Measurement technology and software group Hexagon surged 10.3 percent after posting third-quarter pretax profit above expectations, saying like-for-like sales growth had strengthened from the previous quarter.
So far in Europe’s earnings season, 9 percent of STOXX 600 companies have reported results, of which 65 percent have met or beaten profit forecasts, according to data from Thomson Reuters StarMine.
However, British American Tobacco fell 2.6 percent, taking the most points off the FTSEurofirst 300, after reporting an accelerated decline in the number of cigarettes sold, citing economic pressures on smokers worldwide to rein in spending.
Heineken also fell after results, dropping 1 percent as the world’s No. 3 brewer reported lower-than-expected beer sales in the third quarter.

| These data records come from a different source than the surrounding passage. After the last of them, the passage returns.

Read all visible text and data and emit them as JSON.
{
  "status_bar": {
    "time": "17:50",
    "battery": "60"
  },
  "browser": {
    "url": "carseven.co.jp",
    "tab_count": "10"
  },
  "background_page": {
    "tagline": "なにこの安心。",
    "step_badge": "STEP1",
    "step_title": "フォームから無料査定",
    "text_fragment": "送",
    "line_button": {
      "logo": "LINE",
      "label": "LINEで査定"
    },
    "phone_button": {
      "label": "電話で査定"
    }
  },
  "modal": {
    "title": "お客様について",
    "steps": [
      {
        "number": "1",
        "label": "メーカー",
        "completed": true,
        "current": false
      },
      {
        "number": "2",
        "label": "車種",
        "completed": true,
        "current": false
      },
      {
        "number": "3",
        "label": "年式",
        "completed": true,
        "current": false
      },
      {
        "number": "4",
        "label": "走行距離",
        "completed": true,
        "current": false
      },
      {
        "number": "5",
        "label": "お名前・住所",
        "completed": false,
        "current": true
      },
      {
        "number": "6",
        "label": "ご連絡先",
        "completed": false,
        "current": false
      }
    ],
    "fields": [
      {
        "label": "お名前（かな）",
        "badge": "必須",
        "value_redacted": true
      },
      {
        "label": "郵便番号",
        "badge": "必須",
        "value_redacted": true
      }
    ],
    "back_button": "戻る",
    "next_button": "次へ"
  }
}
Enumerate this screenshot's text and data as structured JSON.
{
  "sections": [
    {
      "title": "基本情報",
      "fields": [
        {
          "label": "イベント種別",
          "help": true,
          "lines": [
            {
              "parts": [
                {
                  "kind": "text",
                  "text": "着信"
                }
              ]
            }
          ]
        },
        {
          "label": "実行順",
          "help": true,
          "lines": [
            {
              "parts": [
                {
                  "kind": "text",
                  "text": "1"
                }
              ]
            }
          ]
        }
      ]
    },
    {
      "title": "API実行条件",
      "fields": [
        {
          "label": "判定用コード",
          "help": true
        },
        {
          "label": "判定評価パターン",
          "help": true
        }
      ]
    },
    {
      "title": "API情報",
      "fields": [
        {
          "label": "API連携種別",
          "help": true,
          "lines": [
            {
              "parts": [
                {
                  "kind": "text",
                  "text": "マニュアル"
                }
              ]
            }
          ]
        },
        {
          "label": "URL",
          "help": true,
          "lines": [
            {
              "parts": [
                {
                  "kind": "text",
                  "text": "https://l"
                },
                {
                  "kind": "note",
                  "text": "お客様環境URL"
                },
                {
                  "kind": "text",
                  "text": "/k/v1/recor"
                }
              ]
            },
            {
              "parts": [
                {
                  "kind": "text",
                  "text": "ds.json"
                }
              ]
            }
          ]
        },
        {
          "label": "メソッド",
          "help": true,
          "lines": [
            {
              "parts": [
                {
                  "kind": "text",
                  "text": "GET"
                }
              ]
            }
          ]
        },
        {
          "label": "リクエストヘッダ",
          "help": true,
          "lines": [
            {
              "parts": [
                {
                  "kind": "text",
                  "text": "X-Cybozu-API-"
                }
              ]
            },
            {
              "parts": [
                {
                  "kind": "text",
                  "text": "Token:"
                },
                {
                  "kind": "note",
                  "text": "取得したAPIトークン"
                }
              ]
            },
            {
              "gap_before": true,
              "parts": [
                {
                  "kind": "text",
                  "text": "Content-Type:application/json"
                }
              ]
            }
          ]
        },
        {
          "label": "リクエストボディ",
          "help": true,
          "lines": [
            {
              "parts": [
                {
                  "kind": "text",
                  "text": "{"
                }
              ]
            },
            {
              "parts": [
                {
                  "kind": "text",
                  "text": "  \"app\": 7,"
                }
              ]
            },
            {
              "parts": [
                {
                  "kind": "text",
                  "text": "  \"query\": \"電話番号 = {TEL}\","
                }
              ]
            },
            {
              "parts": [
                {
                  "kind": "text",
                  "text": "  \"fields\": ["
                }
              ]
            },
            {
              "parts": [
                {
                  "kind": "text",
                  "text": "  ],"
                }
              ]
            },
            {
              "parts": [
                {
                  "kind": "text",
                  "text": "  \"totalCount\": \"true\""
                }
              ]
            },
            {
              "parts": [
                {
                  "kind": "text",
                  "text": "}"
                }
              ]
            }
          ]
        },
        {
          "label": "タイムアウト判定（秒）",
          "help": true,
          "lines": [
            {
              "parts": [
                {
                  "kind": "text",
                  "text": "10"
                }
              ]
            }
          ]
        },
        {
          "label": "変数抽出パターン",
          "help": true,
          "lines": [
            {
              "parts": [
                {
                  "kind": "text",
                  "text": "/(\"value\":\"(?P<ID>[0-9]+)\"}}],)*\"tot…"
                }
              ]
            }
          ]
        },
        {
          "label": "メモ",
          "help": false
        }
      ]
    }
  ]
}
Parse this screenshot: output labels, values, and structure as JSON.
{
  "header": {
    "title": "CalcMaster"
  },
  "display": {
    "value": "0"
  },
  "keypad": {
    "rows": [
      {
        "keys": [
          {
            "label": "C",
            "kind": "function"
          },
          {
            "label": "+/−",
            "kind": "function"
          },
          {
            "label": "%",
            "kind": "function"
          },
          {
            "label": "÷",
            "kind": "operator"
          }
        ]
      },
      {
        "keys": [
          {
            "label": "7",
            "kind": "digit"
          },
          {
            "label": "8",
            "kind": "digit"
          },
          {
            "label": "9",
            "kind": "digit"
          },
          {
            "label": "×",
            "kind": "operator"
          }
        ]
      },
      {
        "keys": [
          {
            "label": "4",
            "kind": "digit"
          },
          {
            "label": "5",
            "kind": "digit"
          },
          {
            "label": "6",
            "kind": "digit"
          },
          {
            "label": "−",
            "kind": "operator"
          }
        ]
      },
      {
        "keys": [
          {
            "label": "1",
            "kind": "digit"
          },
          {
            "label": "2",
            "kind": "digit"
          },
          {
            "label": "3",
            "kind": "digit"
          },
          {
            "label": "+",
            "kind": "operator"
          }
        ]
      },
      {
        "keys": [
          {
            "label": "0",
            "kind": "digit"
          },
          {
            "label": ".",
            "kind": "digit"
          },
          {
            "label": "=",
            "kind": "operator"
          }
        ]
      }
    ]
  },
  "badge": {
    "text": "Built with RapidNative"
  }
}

Euro zone banks recovered to trade slightly higher despite falling more than 1 percent after EFE’s report that at least 11 banks from six European countries are set to fail the region-wide financial health check this weekend, citing unidentified sources.
Spain’s economy minister said he was confident Spanish lenders would do well in the European Central Bank’s checks, and Austria’s Erste Bank denied it was among those that had failed the test.
Erste Bank closed down 0.9 percent, having traded as much as 2.3 percent lower.
The ECB sought to cool speculation. «Any inferences drawn as to the final outcome of the exercise would be highly speculative until the results are final on 26 October,» said a spokesman.
The issue «does underline the fragility of the European economy because if you don’t have secure, robust banking institutions in place, (the economy) just won’t be able to grow,» Redmayne-Bentley investment manager David Battersby said.
ASIAN MARKETS
Japanese stocks climbed more than 2 percent as the prospect of the European Central Bank taking further action to stimulate the faltering eurozone economy boosted investor sentiment.
The Nikkei share average rose 2.6 percent to close at 15,195.77 points, more than recouping Tuesday’s losses.
Shares in Japanese suppliers to Apple Inc soared, with Foster Electric Co rising 5.4 percent and Japan Aviation Electronics Industry Ltd jumping 5.8 percent after the tech giant posted better-than-expected quarterly earnings.
The broader Topix advanced 2.6 percent to 1,236.41, while the new JPX-Nikkei Index 400 also gained 2.6 percent to 11,249.65.